Lane and Carol exchanged startled glances. Then Lane’s face went expressionless. He could see Professor Warren inside the plate-glass window of the filling station. She put coins into the instrument.

“When I see ’em,” said Sam, “I’ll think about believin’ in ’em.”

Professor Warren greeted someone on the telephone. She began to speak, crisply and with authority, into the instrument. She evidently spoke with great precision and with scientific terminology.

“They’ve been killin’ things,” said Burke sagely. “They’re what’s killed off the game people’ve been talkin’ about. They killed those cows in the courthouse a while back.”

Sam said humorously: “They ain’t killed me yet.”

“They’ll get to you,” said Burke firmly. “They’ve been leavin’ us humans alone—so far. I’m not stayin’ around till they start killin’ people. I’m gettin’ out.”

“Scared?” asked Sam incredulously. “Scared of something you can’t see?”

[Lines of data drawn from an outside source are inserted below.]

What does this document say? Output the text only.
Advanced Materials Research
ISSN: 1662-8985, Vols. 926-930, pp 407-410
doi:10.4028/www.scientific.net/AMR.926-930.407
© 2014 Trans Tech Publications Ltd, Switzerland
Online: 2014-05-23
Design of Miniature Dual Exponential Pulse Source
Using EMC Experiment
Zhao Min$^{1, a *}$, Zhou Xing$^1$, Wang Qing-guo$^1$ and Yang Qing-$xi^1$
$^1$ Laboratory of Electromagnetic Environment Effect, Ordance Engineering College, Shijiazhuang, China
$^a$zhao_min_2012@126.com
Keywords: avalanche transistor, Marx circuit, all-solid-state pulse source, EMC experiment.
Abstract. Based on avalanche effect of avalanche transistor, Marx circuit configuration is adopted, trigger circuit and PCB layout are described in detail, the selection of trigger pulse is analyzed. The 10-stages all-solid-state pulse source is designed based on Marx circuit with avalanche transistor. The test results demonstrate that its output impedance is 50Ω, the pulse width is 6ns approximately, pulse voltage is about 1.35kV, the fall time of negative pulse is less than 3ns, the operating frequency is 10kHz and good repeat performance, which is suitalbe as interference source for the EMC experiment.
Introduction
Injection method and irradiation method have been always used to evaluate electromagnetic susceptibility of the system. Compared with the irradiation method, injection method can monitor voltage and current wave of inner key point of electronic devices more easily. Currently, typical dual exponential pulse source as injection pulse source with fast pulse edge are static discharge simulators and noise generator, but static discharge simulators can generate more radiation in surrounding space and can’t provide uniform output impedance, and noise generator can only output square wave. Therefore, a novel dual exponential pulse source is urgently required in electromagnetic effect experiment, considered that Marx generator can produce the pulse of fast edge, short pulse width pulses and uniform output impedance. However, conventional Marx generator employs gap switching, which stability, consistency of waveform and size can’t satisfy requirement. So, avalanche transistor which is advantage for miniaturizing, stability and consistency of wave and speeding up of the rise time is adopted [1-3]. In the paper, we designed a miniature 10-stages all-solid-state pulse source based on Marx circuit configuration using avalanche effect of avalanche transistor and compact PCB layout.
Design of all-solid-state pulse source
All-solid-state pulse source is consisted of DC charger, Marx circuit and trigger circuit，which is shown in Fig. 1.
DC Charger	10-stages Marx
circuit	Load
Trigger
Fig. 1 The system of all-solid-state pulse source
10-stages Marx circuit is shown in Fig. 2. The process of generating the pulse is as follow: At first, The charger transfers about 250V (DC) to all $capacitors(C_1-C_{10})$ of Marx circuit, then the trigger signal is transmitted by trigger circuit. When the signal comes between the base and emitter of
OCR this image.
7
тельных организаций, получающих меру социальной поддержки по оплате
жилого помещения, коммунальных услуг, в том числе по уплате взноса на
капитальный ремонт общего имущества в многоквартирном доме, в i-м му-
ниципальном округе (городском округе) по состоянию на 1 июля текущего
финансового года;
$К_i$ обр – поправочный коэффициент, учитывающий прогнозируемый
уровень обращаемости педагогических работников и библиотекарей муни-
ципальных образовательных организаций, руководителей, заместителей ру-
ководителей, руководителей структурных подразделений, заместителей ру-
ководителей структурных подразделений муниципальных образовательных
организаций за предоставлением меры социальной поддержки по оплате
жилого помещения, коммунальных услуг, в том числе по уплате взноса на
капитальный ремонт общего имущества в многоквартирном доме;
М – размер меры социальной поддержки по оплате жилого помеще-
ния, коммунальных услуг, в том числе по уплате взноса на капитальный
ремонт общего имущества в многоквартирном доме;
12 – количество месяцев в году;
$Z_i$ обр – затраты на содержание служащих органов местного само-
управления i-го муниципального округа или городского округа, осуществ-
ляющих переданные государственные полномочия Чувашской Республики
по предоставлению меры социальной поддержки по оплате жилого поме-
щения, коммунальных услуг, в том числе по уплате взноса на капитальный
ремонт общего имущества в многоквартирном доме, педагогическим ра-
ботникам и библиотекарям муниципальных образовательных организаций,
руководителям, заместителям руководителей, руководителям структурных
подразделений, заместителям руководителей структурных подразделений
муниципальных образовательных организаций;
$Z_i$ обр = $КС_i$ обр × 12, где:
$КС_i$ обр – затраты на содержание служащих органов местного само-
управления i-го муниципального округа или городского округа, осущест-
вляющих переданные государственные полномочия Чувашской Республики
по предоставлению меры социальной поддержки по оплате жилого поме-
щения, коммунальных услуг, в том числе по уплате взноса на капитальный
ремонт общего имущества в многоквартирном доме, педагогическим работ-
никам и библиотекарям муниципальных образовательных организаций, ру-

“Yep,” said Burke. “I’m scared of anything I can’t fight. And how’re you goin’ to fight somethin’ you can’t see?”

Inside the station, Professor Warren’s expression turned to one of shock, her face bewildered and crimsoning. Then she bellowed infuriatedly into the transmitter. A sound came through the plate glass. It was the professor’s voice, expressing a violently disparaging opinion of the person at the other end of the line. Then she stopped and jiggled the hook furiously. She slammed down the receiver and came out, raging.

“Idiot!” she barked. “Lunatic! Fool! Imbecile! He pretends to think I’m joking and says it’s bad taste to get him out of bed to listen to a joke! He hung up on me! He says he’s going to complain to the dean!”

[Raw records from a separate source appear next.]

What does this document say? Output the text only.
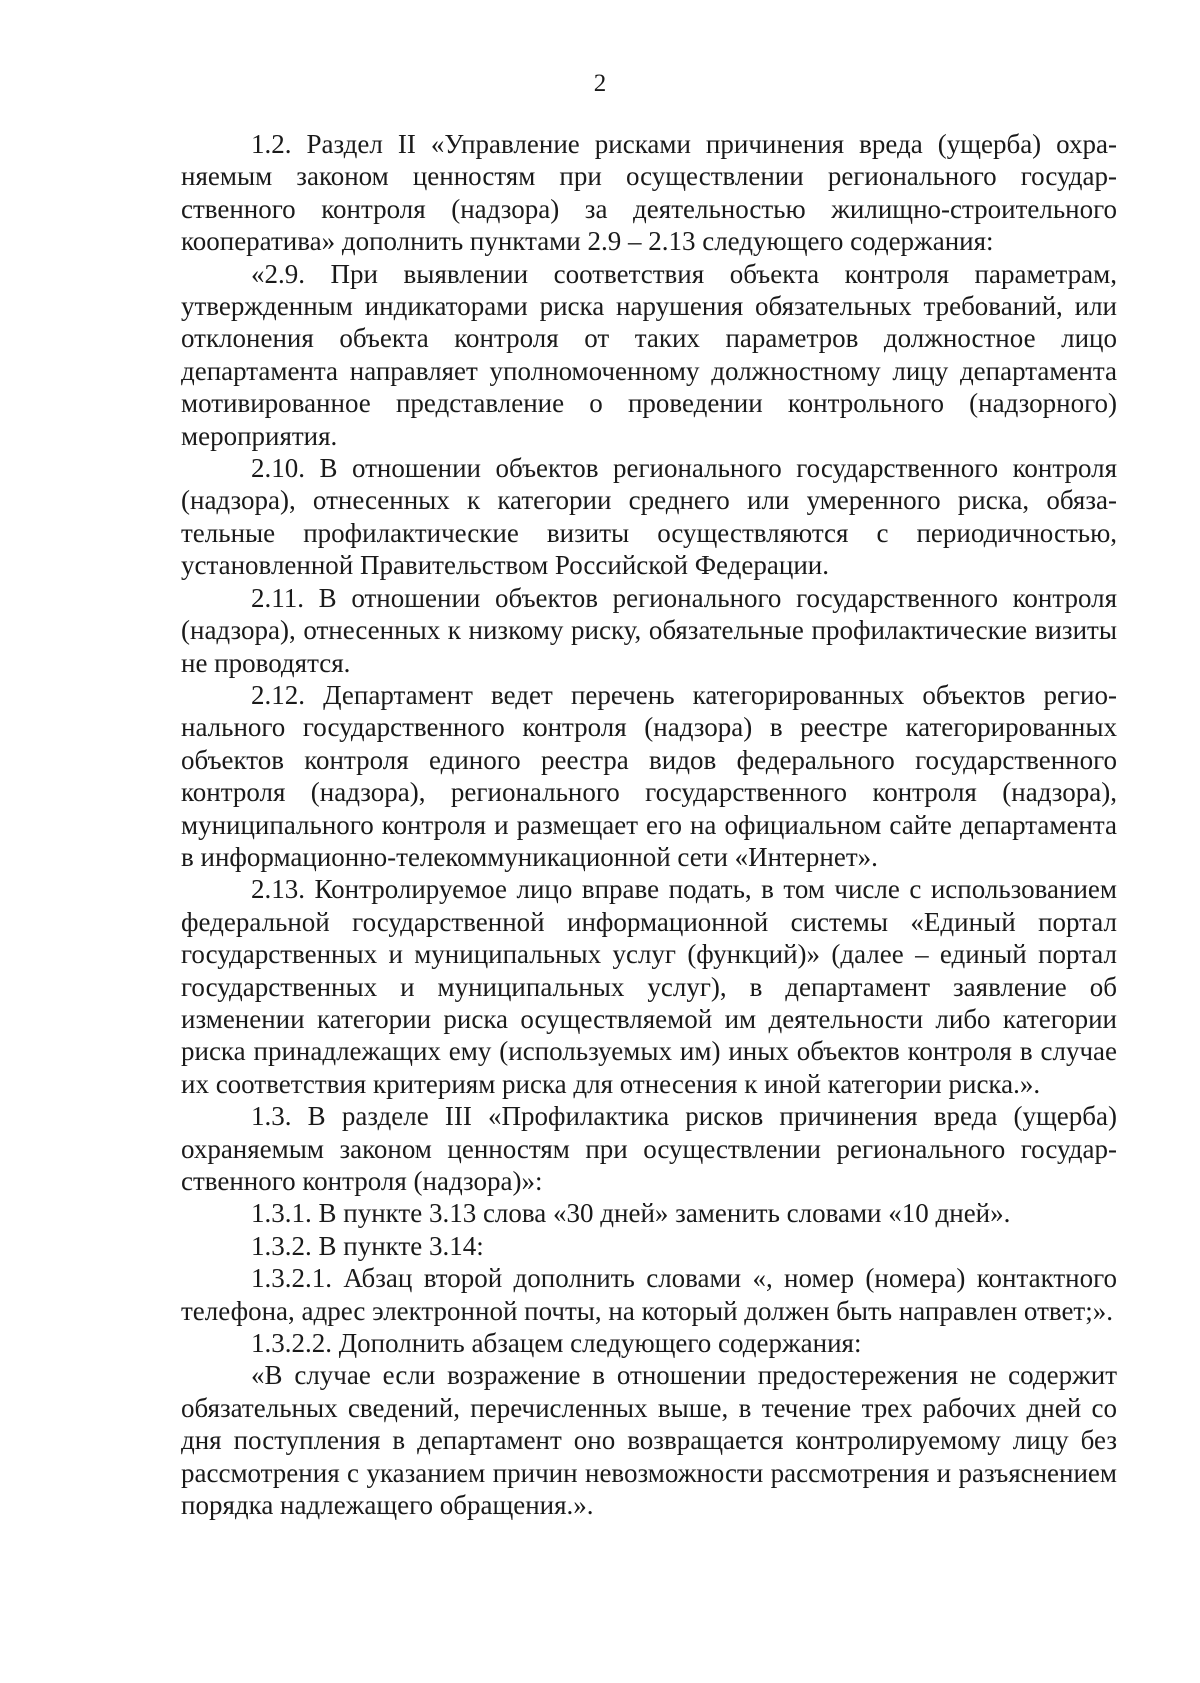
2

1.2. Раздел II «Управление рисками причинения вреда (ущерба) охраняемым законом ценностям при осуществлении регионального государственного контроля (надзора) за деятельностью жилищно-строительного кооператива» дополнить пунктами 2.9 – 2.13 следующего содержания:

«2.9. При выявлении соответствия объекта контроля параметрам, утвержденным индикаторами риска нарушения обязательных требований, или отклонения объекта контроля от таких параметров должностное лицо департамента направляет уполномоченному должностному лицу департамента мотивированное представление о проведении контрольного (надзорного) мероприятия.

2.10. В отношении объектов регионального государственного контроля (надзора), отнесенных к категории среднего или умеренного риска, обязательные профилактические визиты осуществляются с периодичностью, установленной Правительством Российской Федерации.

2.11. В отношении объектов регионального государственного контроля (надзора), отнесенных к низкому риску, обязательные профилактические визиты не проводятся.

2.12. Департамент ведет перечень категорированных объектов регионального государственного контроля (надзора) в реестре категорированных объектов контроля единого реестра видов федерального государственного контроля (надзора), регионального государственного контроля (надзора), муниципального контроля и размещает его на официальном сайте департамента в информационно-телекоммуникационной сети «Интернет».

2.13. Контролируемое лицо вправе подать, в том числе с использованием федеральной государственной информационной системы «Единый портал государственных и муниципальных услуг (функций)» (далее – единый портал государственных и муниципальных услуг), в департамент заявление об изменении категории риска осуществляемой им деятельности либо категории риска принадлежащих ему (используемых им) иных объектов контроля в случае их соответствия критериям риска для отнесения к иной категории риска.».

1.3. В разделе III «Профилактика рисков причинения вреда (ущерба) охраняемым законом ценностям при осуществлении регионального государственного контроля (надзора)»:

1.3.1. В пункте 3.13 слова «30 дней» заменить словами «10 дней».

1.3.2. В пункте 3.14:

1.3.2.1. Абзац второй дополнить словами «, номер (номера) контактного телефона, адрес электронной почты, на который должен быть направлен ответ;».

1.3.2.2. Дополнить абзацем следующего содержания:

«В случае если возражение в отношении предостережения не содержит обязательных сведений, перечисленных выше, в течение трех рабочих дней со дня поступления в департамент оно возвращается контролируемому лицу без рассмотрения с указанием причин невозможности рассмотрения и разъяснением порядка надлежащего обращения.».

She stamped her feet, ready to weep from pure frustration. But at this instant the Monster whimpered. Then he yelped. Then he screamed, and tried to burrow beneath one of the seats of the car. He scratched desperately to make a place to hide, while he howled ever more shrilly and horribly.

By instinct, Lane swept his eyes about as his hand went to the two-gallon gasoline can which so far he had not used at all. Carol gasped and pointed.

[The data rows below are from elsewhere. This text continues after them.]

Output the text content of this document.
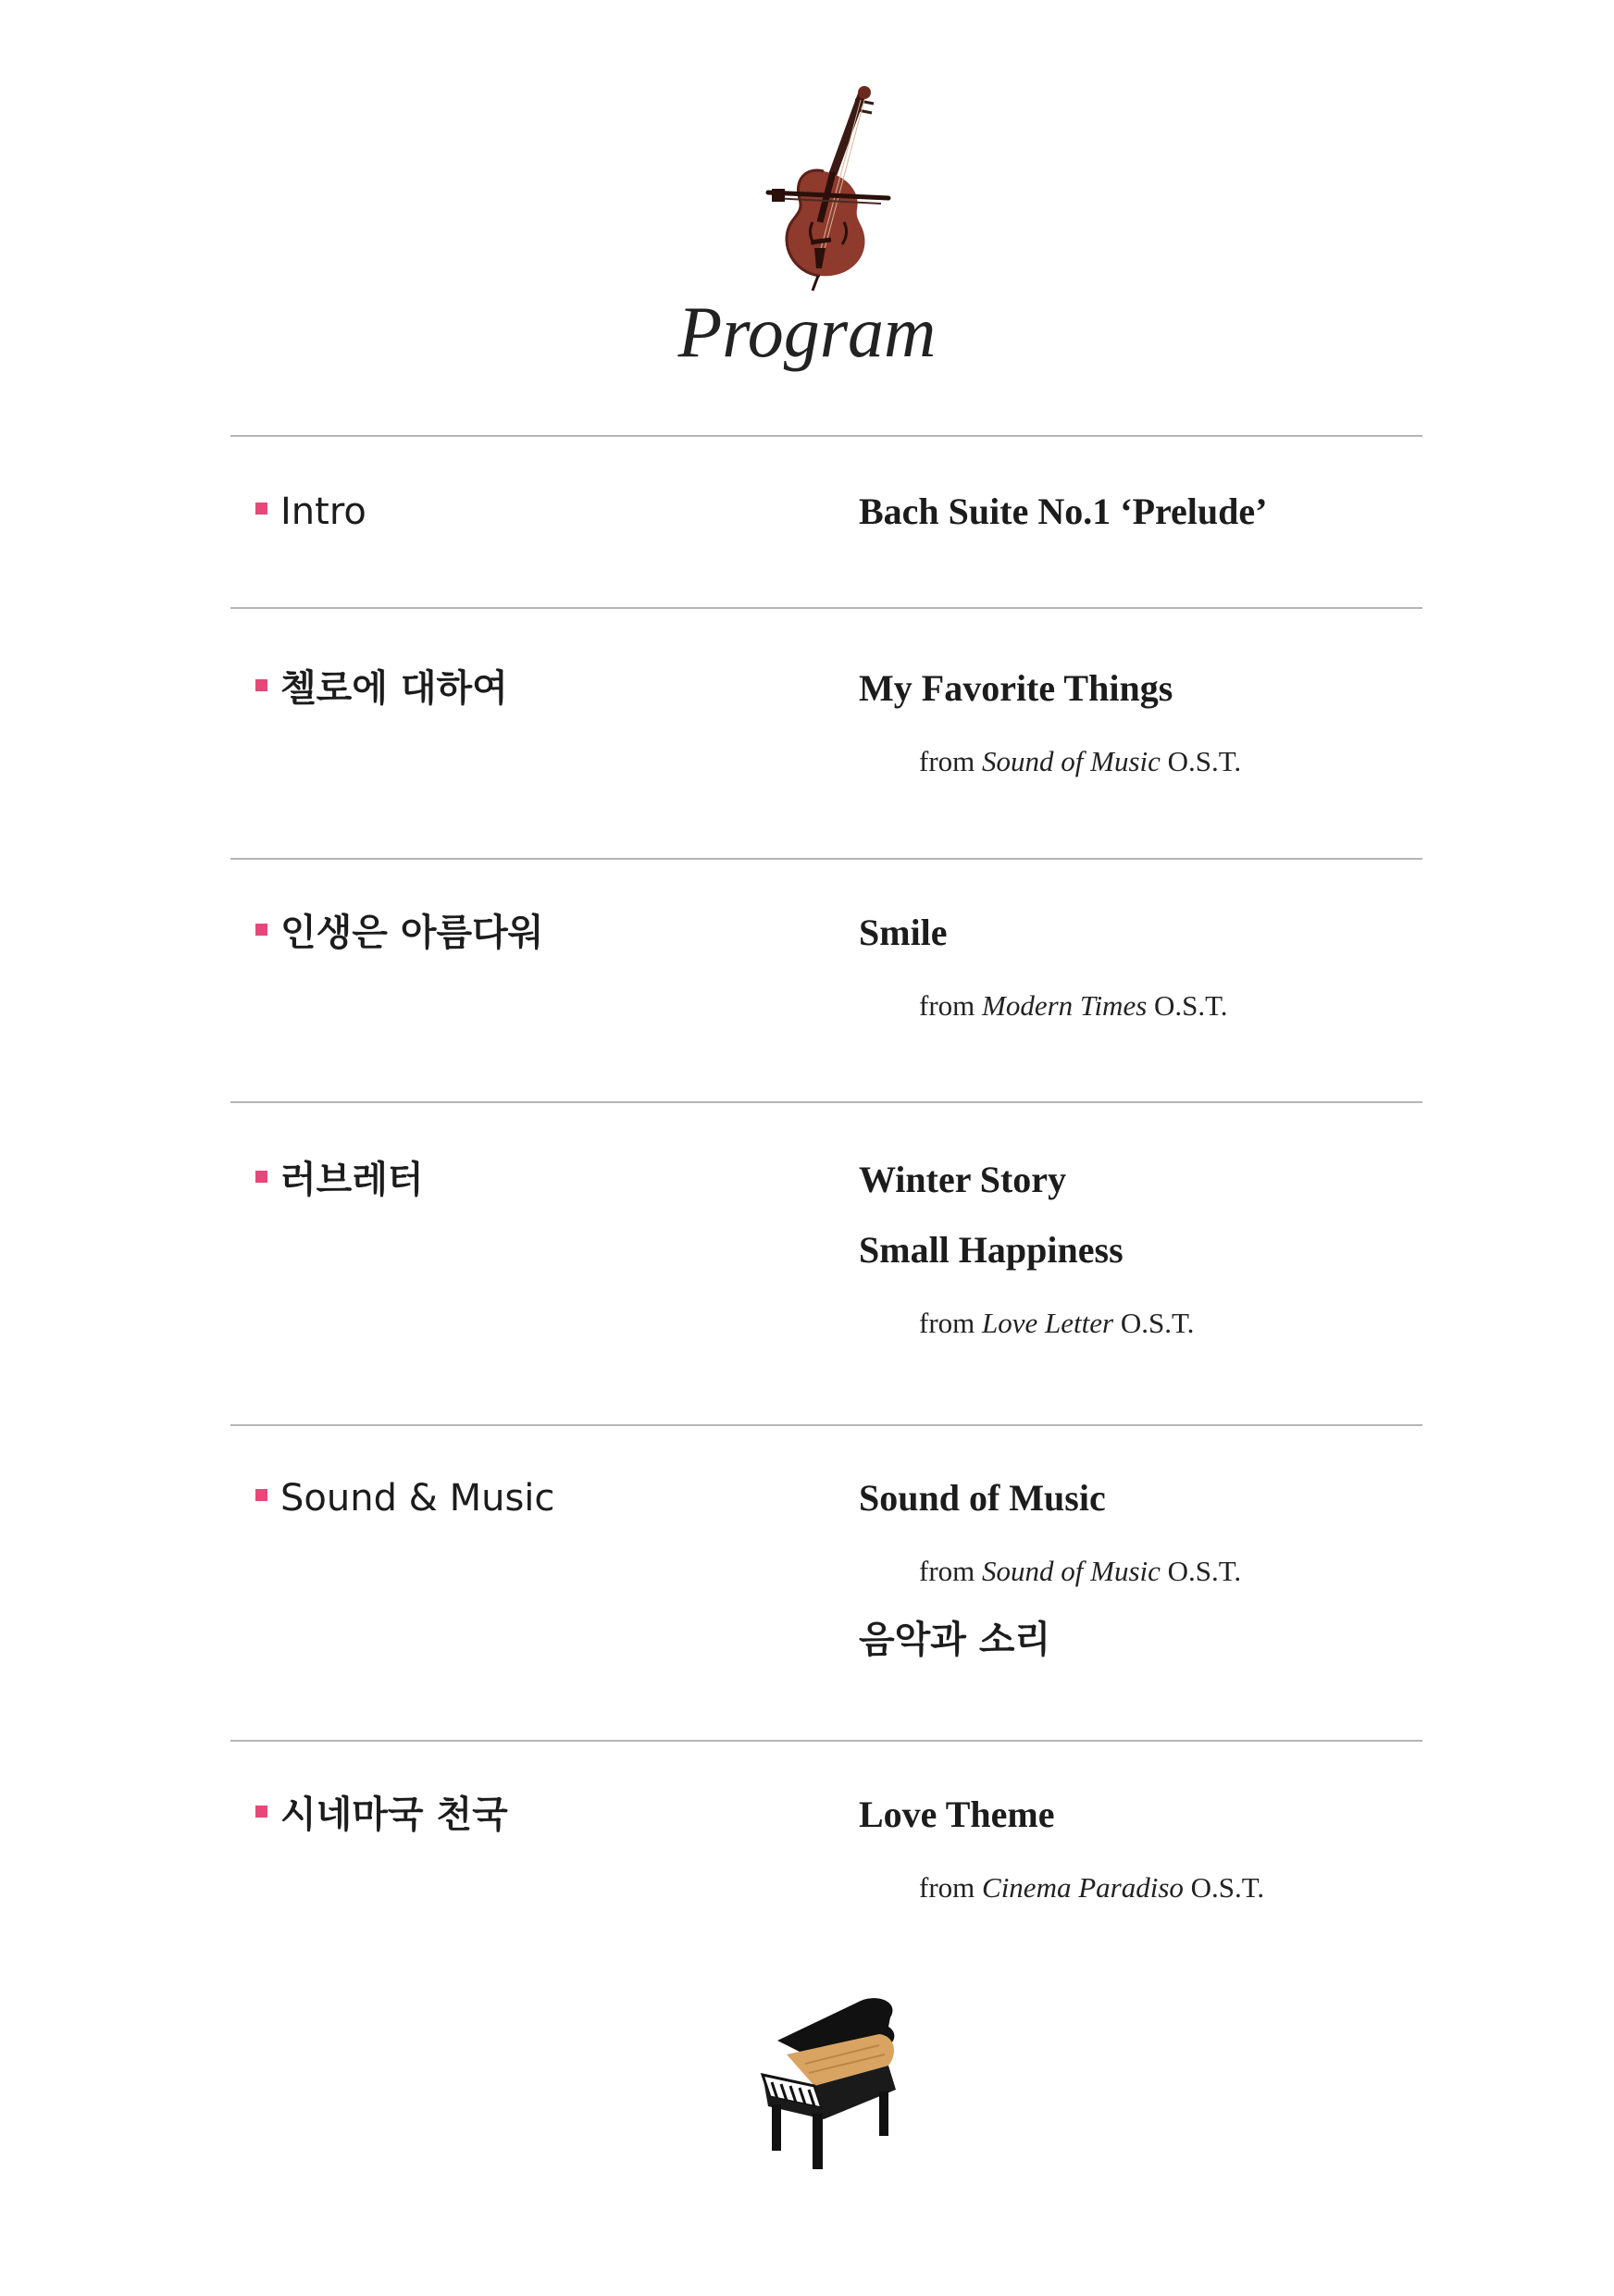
Program
Intro	Bach Suite No.1 ‘Prelude’
첼로에 대하여	My Favorite Things
from Sound of Music O.S.T.
인생은 아름다워	Smile
from Modern Times O.S.T.
러브레터	Winter Story
Small Happiness
from Love Letter O.S.T.
Sound & Music	Sound of Music
from Sound of Music O.S.T.
음악과 소리
시네마국 천국	Love Theme
from Cinema Paradiso O.S.T.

Back along the dirt road on which the car had come to this place, there was a cloudlike stirring of the air. Over the top of the growing corn they saw a great movement of dust. At first glance—but only at first—it looked as if another car were on the way here. But this dust cloud was larger than a car could raise, and it was not stirred up to float and then settle back again. This cloud moved as a unit, and it did not merely sweep along the highway. It rolled. It was a monstrous ball of airborne reddish powder which rolled swiftly and terribly onward, at the height of a six-story building. It was unnatural. It was artificial. It was organized. It was horribly, terribly purposeful.